Premiers vers de “Chema” [Écoute], poème liminaire du livre Si c'est un homme, de Primo Levi (1946)

Ø Alors que vous vous réveilliez avec la prière de Chema à la radio, les engins de terrassement de l'administration civile israélienne en Cisjordanie rasaient déjà une école, trois tentes et une citerne d'eau, et des dizaines de milliers de travailleurs se pressaient aux postes de contrôle pour entrer en Israël.

Ø Pendant que vous vous brossiez les dents, de jeunes hommes en tsitsit [franges] coupaient un olivier et des milliers de travailleurs continuaient à franchir les points de contrôle.

Ø Pendant que vous faisiez une omelette, des soldats arrêtaient un berger, lui liaient les poignets, lui couvraient les yeux avec un tissu et l'emmenaient dans une base militaire.

Ø Alors que votre fils partait à l'école, les soldats tiraient des grenades lacrymogènes et les femmes et les enfants s'étouffaient.

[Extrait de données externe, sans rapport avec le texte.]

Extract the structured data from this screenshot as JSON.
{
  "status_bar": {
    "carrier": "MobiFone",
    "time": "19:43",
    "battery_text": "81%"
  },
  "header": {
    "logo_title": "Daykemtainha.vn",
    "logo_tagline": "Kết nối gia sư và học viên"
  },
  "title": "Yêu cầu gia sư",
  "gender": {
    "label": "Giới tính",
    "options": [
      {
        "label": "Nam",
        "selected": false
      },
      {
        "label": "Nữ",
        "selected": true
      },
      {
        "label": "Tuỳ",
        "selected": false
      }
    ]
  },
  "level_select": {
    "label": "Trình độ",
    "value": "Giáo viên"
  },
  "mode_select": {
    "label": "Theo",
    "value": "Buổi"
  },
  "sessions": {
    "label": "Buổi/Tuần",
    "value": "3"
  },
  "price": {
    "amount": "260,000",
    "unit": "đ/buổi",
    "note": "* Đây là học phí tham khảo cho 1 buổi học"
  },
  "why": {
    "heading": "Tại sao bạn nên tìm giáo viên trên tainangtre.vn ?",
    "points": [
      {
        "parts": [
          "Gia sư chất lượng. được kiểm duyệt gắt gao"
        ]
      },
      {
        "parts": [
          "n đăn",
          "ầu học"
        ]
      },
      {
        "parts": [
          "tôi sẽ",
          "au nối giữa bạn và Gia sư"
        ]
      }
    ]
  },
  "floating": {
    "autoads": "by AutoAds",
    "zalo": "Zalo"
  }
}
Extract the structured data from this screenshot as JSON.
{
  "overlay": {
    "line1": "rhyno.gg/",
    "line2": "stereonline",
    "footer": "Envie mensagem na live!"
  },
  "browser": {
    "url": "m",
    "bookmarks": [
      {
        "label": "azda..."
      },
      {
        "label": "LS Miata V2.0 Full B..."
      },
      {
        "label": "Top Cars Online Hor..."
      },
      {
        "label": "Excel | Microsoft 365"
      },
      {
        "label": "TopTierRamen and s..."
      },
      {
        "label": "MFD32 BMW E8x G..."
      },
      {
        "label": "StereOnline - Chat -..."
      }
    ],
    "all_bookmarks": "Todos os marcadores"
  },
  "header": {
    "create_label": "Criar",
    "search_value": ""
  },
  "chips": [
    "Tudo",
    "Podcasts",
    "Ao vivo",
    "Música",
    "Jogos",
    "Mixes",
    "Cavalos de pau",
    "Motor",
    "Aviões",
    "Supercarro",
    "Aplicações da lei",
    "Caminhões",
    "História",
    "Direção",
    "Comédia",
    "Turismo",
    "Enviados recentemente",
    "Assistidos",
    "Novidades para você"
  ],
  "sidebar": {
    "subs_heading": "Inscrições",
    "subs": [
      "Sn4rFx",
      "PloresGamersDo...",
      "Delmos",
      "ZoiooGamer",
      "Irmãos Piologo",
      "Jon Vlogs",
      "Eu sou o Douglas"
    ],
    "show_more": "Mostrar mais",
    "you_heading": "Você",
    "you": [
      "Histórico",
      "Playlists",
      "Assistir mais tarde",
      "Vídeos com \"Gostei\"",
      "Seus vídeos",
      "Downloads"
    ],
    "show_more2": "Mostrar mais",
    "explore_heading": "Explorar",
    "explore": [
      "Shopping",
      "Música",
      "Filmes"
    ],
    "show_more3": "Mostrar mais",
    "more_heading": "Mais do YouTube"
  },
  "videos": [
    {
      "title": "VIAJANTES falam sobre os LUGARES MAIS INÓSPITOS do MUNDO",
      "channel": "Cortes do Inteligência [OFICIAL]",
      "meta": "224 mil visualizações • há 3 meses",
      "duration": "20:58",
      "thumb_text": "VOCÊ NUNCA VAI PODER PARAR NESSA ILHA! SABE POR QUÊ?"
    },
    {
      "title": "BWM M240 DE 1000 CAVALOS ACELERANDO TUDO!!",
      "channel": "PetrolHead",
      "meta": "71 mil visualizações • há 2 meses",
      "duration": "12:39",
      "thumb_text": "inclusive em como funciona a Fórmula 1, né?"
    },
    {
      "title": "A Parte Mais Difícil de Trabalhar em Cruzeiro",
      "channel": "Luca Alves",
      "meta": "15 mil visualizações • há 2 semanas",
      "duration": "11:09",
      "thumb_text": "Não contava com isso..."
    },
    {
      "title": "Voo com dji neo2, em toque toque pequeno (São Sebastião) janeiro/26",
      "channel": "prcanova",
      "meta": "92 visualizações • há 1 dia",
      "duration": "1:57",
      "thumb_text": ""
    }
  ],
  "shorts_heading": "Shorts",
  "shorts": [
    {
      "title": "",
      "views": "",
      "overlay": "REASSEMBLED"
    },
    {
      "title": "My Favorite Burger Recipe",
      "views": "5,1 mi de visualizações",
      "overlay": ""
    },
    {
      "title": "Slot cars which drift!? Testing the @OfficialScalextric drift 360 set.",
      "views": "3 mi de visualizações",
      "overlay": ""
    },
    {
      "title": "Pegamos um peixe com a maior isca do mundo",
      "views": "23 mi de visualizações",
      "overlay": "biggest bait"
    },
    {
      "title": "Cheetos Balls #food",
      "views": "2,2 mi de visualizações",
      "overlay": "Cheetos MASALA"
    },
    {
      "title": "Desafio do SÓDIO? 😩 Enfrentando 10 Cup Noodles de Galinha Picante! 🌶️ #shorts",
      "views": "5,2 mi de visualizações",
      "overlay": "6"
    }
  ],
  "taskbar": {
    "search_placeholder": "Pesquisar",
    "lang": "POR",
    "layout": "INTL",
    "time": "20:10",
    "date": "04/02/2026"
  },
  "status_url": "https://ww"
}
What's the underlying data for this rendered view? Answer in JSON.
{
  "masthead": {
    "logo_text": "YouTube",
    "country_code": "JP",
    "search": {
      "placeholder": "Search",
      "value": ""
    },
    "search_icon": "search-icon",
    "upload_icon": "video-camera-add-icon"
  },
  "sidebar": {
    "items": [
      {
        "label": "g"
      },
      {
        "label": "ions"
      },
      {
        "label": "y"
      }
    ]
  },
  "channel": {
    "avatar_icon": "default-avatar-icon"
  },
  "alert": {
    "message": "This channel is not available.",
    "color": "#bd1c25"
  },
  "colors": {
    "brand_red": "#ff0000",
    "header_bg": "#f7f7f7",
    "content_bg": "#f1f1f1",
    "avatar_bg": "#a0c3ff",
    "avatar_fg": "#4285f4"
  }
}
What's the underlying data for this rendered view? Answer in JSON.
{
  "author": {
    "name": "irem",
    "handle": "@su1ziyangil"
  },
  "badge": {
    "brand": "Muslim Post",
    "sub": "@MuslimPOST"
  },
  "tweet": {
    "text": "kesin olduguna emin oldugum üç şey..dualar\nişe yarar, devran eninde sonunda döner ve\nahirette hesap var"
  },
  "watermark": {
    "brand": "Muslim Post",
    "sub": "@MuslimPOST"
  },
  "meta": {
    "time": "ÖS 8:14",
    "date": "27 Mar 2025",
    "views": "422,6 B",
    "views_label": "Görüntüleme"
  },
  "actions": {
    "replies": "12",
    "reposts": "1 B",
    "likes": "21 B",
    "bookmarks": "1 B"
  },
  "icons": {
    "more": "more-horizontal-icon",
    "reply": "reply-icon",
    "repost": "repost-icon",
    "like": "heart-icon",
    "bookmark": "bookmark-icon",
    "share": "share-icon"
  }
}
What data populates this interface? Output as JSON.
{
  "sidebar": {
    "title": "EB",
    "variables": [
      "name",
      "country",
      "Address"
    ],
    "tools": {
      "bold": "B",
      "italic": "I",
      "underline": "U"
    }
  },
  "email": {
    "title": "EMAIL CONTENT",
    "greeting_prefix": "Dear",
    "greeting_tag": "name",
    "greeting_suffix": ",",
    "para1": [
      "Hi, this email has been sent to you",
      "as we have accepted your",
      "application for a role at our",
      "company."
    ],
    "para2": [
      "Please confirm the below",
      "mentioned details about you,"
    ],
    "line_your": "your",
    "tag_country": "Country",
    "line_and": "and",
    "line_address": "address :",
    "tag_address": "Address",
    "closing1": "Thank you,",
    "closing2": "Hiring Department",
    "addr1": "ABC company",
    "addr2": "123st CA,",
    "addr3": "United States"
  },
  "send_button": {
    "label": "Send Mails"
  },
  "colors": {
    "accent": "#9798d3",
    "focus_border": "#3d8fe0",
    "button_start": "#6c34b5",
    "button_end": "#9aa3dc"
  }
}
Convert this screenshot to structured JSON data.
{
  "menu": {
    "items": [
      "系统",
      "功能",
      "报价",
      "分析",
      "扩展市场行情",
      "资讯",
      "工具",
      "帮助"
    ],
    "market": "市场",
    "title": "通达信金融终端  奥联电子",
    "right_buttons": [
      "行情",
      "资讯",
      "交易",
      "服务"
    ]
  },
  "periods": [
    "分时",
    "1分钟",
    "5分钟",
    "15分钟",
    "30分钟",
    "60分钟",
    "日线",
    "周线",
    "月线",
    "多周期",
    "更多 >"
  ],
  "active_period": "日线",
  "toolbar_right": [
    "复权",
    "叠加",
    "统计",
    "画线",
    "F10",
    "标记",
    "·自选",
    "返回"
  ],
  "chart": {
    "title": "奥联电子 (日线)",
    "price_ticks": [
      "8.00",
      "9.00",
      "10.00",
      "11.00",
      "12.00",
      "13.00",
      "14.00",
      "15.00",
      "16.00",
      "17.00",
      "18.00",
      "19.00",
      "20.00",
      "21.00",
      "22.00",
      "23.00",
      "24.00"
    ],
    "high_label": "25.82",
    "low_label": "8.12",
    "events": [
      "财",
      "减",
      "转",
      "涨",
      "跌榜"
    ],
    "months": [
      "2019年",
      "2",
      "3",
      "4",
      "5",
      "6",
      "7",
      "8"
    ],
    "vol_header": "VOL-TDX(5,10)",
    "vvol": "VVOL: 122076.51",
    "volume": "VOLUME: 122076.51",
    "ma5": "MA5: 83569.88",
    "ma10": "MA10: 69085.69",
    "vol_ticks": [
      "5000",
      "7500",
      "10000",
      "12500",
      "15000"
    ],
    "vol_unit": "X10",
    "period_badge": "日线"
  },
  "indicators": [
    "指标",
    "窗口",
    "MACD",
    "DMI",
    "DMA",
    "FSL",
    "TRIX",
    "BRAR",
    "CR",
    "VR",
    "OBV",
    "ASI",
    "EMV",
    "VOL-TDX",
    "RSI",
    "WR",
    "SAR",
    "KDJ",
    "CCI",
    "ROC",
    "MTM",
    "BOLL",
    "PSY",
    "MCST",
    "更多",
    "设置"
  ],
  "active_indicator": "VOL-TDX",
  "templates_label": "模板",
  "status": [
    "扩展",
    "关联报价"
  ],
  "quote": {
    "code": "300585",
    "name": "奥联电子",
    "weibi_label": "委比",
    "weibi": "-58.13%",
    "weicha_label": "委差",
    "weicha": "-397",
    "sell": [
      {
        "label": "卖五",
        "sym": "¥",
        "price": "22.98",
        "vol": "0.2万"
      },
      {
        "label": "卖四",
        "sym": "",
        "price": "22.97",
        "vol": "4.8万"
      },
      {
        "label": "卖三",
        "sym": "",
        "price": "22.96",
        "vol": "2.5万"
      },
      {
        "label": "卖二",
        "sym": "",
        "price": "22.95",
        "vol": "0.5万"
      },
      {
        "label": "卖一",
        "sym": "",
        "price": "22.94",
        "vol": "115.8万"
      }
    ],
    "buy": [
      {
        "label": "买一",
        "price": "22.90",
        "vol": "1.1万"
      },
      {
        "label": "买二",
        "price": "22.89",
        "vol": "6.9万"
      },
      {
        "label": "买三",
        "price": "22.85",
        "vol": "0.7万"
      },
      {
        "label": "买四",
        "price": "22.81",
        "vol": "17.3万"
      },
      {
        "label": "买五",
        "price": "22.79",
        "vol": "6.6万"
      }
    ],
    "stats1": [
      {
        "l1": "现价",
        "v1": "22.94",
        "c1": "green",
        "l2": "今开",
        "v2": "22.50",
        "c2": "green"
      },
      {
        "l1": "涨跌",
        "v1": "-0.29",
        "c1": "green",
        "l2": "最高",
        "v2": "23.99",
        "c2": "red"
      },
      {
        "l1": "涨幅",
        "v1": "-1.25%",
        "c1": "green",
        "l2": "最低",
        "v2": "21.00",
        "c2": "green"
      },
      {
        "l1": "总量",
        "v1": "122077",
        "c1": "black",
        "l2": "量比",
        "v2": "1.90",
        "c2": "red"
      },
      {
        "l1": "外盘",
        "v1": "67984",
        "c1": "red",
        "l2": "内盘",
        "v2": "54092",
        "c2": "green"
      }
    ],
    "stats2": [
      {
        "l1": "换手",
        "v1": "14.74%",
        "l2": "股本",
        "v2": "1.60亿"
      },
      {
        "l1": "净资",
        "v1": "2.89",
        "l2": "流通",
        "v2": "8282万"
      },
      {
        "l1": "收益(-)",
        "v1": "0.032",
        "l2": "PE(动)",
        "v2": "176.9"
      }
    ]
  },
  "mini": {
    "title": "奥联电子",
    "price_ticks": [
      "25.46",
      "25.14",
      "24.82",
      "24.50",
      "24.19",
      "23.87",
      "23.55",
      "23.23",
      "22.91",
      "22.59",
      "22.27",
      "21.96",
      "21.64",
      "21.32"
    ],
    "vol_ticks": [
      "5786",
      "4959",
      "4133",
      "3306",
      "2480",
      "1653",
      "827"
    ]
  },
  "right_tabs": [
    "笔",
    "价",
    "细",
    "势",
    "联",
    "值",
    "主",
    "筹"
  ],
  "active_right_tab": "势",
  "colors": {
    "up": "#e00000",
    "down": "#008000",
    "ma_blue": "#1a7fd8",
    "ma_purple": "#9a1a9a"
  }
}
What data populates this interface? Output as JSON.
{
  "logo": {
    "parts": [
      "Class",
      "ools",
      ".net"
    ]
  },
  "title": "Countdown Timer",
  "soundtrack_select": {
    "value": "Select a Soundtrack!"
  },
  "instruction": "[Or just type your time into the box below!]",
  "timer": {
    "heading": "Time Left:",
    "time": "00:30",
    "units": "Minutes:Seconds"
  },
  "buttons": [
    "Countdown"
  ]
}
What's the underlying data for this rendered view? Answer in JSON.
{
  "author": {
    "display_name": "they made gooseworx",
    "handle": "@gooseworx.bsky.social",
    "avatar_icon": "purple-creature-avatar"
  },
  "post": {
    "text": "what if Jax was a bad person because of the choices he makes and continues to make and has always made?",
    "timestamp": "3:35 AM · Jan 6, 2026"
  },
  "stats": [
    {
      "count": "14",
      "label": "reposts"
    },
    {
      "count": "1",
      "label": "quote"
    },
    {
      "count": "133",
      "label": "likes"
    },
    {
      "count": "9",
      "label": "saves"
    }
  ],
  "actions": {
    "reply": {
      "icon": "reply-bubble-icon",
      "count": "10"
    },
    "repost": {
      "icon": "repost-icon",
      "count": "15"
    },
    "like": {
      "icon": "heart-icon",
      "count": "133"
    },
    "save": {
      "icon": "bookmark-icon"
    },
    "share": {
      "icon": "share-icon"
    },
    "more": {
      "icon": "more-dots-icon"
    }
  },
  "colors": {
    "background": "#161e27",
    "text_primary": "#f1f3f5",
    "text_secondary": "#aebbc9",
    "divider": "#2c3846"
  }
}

Ø Alors que la nounou des bébés arrivait, des policiers israéliens déguisés en marchands de fruits et légumes faisaient une descente dans le camp de réfugiés de Jénine.

Ø Pendant que vous enfourchiez votre vélo, il y avait déjà trois morts et huit blessés dans le camp ; une école avait été détruite ; cinq mètres cubes d'eau achetée avaient été gaspillés ; une tente s'était effondrée ; des chèvres effrayées s'étaient dispersées ; une femme s'était évanouie à cause des gaz lacrymogènes et avait été transportée d'urgence à l'hôpital ; 13 arbres avaient été abattus ; des soldats excités par leur mission réussie étaient retournés à leur jeep et des ouvriers avaient atteint les chantiers quatre heures après avoir quitté leur maison.

Ø En arrivant au travail, vous avez reçu un message WhatsApp de votre frère, le soldat : « Tu me manques ».

Ø Pendant que vous vérifiiez vos courriels sur votre ordinateur, trois fonctionnaires de l'administration civile rejetaient les demandes de 286 agriculteurs qui souhaitaient accéder à leurs terres de l'autre côté du mur de séparation.

Ø Pendant que vous discutiez avec un collègue, la Croix-Rouge informait une mère que l'armée ne la laissait pas rendre visite à son fils malade en prison.

Ø Pendant votre pause-café, un garçon fondait en larmes parce qu'un soldat avait pointé un fusil sur lui à un poste de contrôle volant sur la route de Naplouse.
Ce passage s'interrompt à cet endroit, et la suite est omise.